Prison Radio

Obama was president when I was arrested, then Trump,” Bilal Muhammad said.  “Now Biden will be campaigning for presidential reelection… I felt like this matter would all be cleared up in a day. Days turned into weeks, weeks into month, and months into almost eight years now.”   



Bilal Muhammad is in pre-trial detention in the El Paso County Jail. He called us in May to talk about the horrific bureaucracy underpinning convictions and corrections in Texas.

Bilal tells us that he has been held illegally for almost eight years.  The excuse for this captivity: he faces a felony. He is one of many victims of the gridlock that is pretrial detention in America.  All over the nation there is an enormous backlog of cases just like his.  Bilal points out that this “the mass arrests and incarceration,” is the inevitable consequence of targeting the poor. 

“About two thousand El Paso inmates are facing the same government corruption,” he said. “I may be the most extreme example in my eight-year struggle, but there are other inmates, people’s moms and dads, sisters and brothers, aunts and uncles, nieces and nephews, friends and loved ones, that are going through this.”

Bilal notes the courts in El Paso rely on plea deals to reduce the number of trials. “There’s basically no trials, and El Paso has a rate of about 99% on these plea deals,” he said. “So they don’t care if you’re overcharged with a crime. If you’re innocent or guilty. They just want a conviction. They are so effective at getting these pleas because they use six main tactics.”

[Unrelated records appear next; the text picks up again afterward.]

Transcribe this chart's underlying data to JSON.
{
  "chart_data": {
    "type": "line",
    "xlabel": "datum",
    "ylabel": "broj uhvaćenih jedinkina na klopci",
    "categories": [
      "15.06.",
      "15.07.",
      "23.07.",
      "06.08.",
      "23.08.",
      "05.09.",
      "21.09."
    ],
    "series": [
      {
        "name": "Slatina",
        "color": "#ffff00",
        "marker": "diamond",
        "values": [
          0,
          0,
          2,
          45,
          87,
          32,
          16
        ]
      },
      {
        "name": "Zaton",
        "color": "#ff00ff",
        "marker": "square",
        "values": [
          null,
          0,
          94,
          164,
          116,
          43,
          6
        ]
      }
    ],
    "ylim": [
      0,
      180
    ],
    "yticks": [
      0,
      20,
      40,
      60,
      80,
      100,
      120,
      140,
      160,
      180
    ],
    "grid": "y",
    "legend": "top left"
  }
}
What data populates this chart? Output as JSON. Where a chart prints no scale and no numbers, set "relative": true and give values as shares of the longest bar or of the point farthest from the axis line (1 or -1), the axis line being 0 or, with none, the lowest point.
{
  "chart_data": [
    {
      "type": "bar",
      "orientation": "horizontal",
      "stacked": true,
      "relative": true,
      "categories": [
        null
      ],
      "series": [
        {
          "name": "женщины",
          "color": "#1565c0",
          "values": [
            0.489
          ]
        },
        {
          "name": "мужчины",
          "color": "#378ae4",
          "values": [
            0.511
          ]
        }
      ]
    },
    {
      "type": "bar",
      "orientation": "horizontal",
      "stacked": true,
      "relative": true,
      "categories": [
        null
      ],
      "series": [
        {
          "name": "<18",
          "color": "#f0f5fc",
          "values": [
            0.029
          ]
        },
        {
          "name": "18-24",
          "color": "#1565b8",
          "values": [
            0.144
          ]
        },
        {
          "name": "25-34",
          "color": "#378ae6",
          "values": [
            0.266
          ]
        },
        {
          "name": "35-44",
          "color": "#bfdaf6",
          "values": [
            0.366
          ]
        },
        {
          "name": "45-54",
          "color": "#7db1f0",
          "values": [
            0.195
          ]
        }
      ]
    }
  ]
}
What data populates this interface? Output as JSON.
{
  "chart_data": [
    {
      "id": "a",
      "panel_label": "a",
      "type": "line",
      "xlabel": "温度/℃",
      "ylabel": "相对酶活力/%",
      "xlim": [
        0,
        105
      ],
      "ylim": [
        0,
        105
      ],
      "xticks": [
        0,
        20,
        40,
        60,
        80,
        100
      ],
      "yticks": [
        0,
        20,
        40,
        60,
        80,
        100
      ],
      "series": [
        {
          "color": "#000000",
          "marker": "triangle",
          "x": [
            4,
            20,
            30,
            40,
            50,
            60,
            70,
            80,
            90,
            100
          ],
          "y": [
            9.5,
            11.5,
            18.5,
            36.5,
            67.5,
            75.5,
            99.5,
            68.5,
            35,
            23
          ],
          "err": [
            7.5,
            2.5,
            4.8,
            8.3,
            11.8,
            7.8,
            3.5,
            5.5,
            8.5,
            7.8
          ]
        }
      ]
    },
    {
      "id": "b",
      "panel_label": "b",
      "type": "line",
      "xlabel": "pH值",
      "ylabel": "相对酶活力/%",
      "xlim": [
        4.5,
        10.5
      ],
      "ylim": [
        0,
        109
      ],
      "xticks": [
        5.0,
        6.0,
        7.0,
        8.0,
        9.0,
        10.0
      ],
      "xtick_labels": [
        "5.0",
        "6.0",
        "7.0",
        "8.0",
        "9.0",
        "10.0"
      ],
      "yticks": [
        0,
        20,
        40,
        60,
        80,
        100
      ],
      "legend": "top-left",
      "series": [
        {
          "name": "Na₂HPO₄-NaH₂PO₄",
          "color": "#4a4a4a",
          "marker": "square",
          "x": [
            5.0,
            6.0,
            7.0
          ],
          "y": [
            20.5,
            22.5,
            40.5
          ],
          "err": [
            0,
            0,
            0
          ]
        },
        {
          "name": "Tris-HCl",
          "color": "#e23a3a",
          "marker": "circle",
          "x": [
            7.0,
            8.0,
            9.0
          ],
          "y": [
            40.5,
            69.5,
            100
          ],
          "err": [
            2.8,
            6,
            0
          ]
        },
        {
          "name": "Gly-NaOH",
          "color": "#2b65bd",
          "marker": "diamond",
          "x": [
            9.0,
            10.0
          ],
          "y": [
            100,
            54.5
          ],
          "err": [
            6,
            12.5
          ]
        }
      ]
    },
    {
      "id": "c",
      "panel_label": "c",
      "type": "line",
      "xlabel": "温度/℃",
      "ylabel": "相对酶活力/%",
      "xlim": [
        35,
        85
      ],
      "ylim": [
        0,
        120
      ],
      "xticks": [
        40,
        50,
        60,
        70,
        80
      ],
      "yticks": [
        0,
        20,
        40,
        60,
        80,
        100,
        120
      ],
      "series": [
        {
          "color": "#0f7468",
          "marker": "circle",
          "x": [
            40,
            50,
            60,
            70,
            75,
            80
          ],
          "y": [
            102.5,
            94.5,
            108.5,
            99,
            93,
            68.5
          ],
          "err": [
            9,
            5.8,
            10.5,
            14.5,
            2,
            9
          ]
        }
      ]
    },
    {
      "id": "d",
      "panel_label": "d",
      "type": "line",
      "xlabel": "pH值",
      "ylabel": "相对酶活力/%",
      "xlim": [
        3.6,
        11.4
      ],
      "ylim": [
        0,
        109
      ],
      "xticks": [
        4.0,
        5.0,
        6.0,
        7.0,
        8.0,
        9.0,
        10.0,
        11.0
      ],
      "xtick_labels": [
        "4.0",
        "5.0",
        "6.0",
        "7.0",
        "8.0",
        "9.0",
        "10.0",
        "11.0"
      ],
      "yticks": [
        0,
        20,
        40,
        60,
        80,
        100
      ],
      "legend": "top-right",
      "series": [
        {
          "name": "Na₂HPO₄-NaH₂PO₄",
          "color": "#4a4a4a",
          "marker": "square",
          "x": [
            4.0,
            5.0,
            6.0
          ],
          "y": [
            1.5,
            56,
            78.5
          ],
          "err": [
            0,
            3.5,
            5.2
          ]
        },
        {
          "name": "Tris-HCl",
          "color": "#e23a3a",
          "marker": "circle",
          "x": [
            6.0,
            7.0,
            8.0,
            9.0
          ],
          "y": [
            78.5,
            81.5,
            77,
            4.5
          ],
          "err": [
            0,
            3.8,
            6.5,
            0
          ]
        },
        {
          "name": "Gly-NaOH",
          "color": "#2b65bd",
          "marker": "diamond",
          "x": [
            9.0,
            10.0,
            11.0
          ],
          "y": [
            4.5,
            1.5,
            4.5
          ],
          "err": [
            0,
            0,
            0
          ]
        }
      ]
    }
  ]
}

These six tactics, according to Bilal, are:

  • Extraordinary & indefinite detention in order to mount psychological pressure
  • Ignoring & Invalidating the constitutional right to bail
  • Denying speedy trials
  • Horrific abuse to break folks will
  • No reliable or trustworthy counsel
  • Holding mock trials in kangaroo courts to intimidate 

This corruption is common, without correspondents like Bilal Muhammad, many of the stories in the El Paso County detention system will go untold.  Prison Radio is shining a light on what’s really happening.  We are demanding justice for those locked indefinite pretrial detention. 

“We as a people need to focus on the heart and the brains of the whole operation,” Bilal notes.   “My goal and the mission of Prison Radio is to expose the El Paso courts and how they use their  power wrongfully and corruptly against us.”